As a Kanaka Maoli teacher and activist for the past 25 years, I have along with many others pursued, I hope relentlessly, the restoration of our own government. Like 20,000 others I joined Ka Lāhui Hawaiʻi in 1988 and hoped for the creation of our own sovereign nation within the State of Hawaiʻi where we could begin to address the historic dispossession of the Hawaiian people in our own land. Over time I have joined the thousands of Kanaka working for the independence of our nation from the United States, recognizing that America has no legal claim to our country whatsoever.
But the extent to which manufacturers, investors, bankers, pharmaceuticals and oil drillers have managed to seize the ability to obtain special agreements through secret negotiations like the Trans Pacific Partnership remind me that the real enemy to Native peoples in the world are not just the clumsy, slow to react national governments like the United States, with their overwhelming military forces, but the far more dangerous maneuvering of multi-national corporations and the huge sums of capital they command. As lethal as the US government can be, it is still a country that must answer to its own citizenry and increasingly, it is a country that is finding it almost impossible to generate a cohesive and sustainable domestic or foreign policy.
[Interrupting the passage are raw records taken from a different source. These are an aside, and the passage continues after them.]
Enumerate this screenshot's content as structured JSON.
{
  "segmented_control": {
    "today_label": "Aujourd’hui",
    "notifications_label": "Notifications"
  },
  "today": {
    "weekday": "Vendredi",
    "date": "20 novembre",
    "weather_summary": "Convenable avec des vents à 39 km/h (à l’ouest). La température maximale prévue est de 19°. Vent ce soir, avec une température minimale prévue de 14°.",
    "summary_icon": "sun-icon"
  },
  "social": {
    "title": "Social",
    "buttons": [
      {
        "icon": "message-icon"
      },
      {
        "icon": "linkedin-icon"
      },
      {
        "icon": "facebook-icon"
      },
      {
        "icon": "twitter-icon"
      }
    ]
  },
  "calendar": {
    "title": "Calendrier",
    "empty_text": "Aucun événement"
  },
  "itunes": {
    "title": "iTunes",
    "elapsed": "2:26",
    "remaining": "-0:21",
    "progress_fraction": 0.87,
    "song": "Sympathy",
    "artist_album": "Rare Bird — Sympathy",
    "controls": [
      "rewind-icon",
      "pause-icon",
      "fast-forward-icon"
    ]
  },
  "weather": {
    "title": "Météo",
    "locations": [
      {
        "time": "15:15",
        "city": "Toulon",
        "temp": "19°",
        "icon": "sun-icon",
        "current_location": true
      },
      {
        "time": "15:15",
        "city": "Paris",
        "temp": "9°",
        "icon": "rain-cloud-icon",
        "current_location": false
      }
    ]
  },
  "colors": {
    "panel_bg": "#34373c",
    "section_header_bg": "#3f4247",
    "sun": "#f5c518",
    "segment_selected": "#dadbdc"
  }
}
Investors and manufacturers, pharmaceutical companies and mineral prospectors suffer no such impediments and we would do well to heed the warning of observers like Wallach and pay much closer attention to the economic agreements and the commercial developments that are drawing Asia and the Pacific Islands into a net in which even national autonomy may increasingly be, like Monarchy, a romantic anachronism.
So while I am fully persuaded that the correct legal solution to the illegal territorializing of Hawaiʻin 1898 and the illegal creation of the State of Hawaiʻi is the restoration of our once independent Kingdom, I am equally determined that Hawaiʻi’s government should not follow in the policy footsteps of Singapore, Indonesia, Australia and the Philippines (to name only a few). As we prepare ourselves for self-rule we must pay more and more attention to what is happening to “independent” governments in the rest of the Pacific. Moreover, we must strengthen our own claims as indigenous peoples to recover and revive the practices and values of our ancestors that allowed us to live healthy and productive lives for millennia.
The vision for Kanaka Maoli activists in the second decade of this century must extend, I believe, past the mere insistence on the return of our legitimate government and imagine what kind of society we would create with or without that government. It must look back not just to the year that Kamehameha III created our constitutional monarchy or the year that we received international recognition of our existence as a nation, but to the thousand years before them when our people named every rock and every bend in the stream and knew how to make the land live and nurture the people. This vision calls for this generation of Kanaka to be even better equipped than my generation to carry on a more complex and critical struggle. I certainly believe that we are up to the task.